Are you a mom? Do you ever have a Terrible, Horrible, No Good, Very, VERY Bad Day?
Occasionally, I like (okay, need) to share a little piece of my heart - a personal note - with you.
I am a deep sleeper. I mean VERY DEEP. I hear nothing, and little if anything awakes me . . . including my beep beep beeeeeeep
BEEEEEEEEEEP BEEEEEEEEEEP alarm clock. I'm not sure why, it's just the way I'm made (I do awake rested tho).
Today, is the second day of Jr. High. Today is picture day on the second day of Jr. High. Today, I slept thru my alarm clock and it began as a Terrible, Horrible, No Good, Very, VERY BAD DAY!
I ran into my daughter, Jessica's room, indicating I slept thru the alarm (apparently so did she as her alarm clark was buzz, buzz BUZZING away!). I said, "class begins in 10 minutes, get up get ready, and you can eat breakfast on the way." Downstairs I ran, toasted a waffle, made the lunch (totally dismissed the coffee machine I so enjoy greeting each morning - no time today - not now anyway), looked at the clock and quietly thanked God we live only 3 minutes away by car - but promptly remembered the traffic of 1400 moms and dads driving their little newbies to Jr. High - we WILL NOT MAKE IT.

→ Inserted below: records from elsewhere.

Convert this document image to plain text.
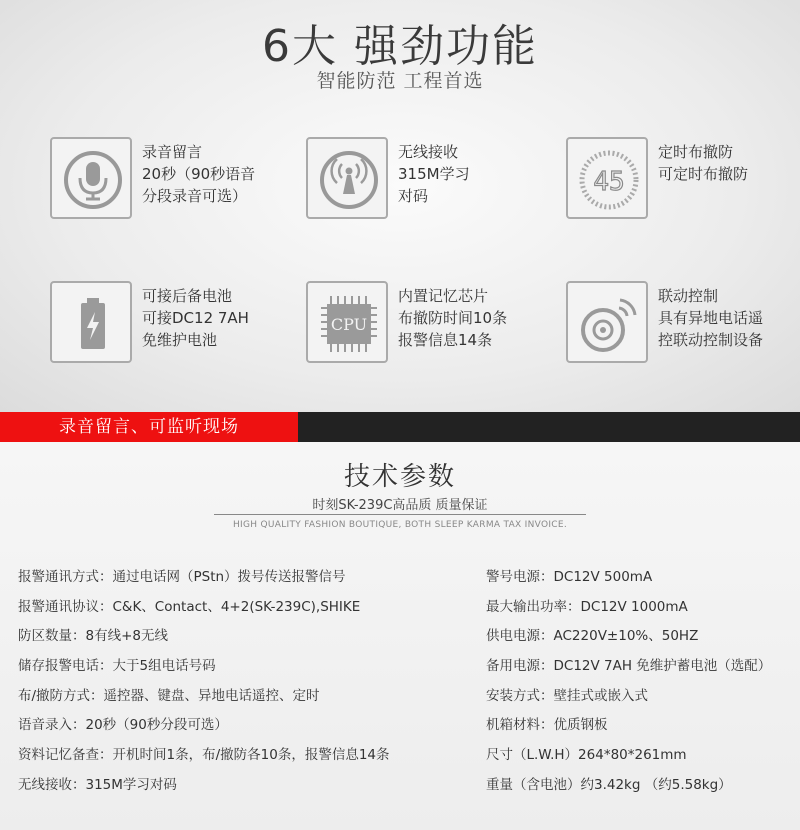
6大 强劲功能
智能防范 工程首选
录音留言
20秒（90秒语音
分段录音可选）
无线接收
315M学习
对码	45
定时布撤防
可定时布撤防
可接后备电池
可接DC12 7AH
免维护电池
CPU
内置记忆芯片
布撤防时间10条
报警信息14条
联动控制
具有异地电话遥
控联动控制设备
录音留言、可监听现场
技术参数
时刻SK-239C高品质 质量保证
HIGH QUALITY FASHION BOUTIQUE, BOTH SLEEP KARMA TAX INVOICE.
报警通讯方式：通过电话网（PStn）拨号传送报警信号
报警通讯协议：C&K、Contact、4+2(SK-239C),SHIKE
防区数量：8有线+8无线
储存报警电话：大于5组电话号码
布/撤防方式：遥控器、键盘、异地电话遥控、定时
语音录入：20秒（90秒分段可选）
资料记忆备查：开机时间1条，布/撤防各10条，报警信息14条
无线接收：315M学习对码
警号电源：DC12V 500mA
最大输出功率：DC12V 1000mA
供电电源：AC220V±10%、50HZ
备用电源：DC12V 7AH 免维护蓄电池（选配）
安装方式：壁挂式或嵌入式
机箱材料：优质钢板
尺寸（L.W.H）264*80*261mm
重量（含电池）约3.42kg （约5.58kg）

My soon 2 b 13 year old was righteously furious with mum because she had to blaze thru putting in her contact lenses, brush her long golden blond locks, and oh no time to care for the desired (okay NEEDED on picture day) necessities for a new teen, like a touch of blush, lip gloss and last look in the mirror.
Okay, WE CAN MAKE IT on time, we can do it! We exited thru the garage to the car, then, she bumped her beloved shayna punum (head!) rushing out the door and the flood gates opened. OMG! The levy broke!
Now, as a mom I can acknowledge responsibility for when I mess up (and I am incredibly hard on myself when I do), but I know it is sooooo important and valuable for our kids when we say those sweet words, "I am sorry." I can do my all to think ahead, to plan ahead, to circumvent problems BEFORE they occur, to fill my wee one's tool box of life with all the required I-am-going-to-live-a-successful-life tools and then some, ya know, just in case . . . but the emotions of a 12-13 year old I cannot control, nor manage. So, the tears poured, the contact lens was lost on the floor of the car (no she didn't put the cute little case with the drops/xtra lenses, etc in her back pack) sooooooooooooo as we approached the school, on time, but with tears, we had to turn around, return home to put in a replacement lens. She was late, on the second day of Jr. High, and it was picture day on the 2nd day of Jr. High, and first period was her scheduled picture time. OMG! I screwed up BIG TIME!

We both have lessons to learn from our
Terrible, Horrible, No Good, Very, VERY Bad Day: (1) I need to buy a new alarm clock, and never EVER oversleep again; and (2) my sweetpea and snickerdoodle needs to learn to pick up and use some of the tools in that
Tool-Box'O-Life I try to fill up each day.
I guess somewhere along the way they do, don't they? Those who preceed me, please, tell me they do, please.
So, as I was going thru the myriad of paperwork that came home on the first day of jr. high, I ran accross a statement that I have paraphrased and created this sweet little reminder to post up on her magnet board above her desk to keep her organized (ooh, another one of those tools). Hmm, wonder if she'll see it when she comes home.
And for me, and for you if you're a mom:
Now, I am off to take care of a million little other things today.
BIG SQUISHY HUGS - I think I may need one today too. Someday, this story will be funny.
lovingly, graciously, I am a real mom!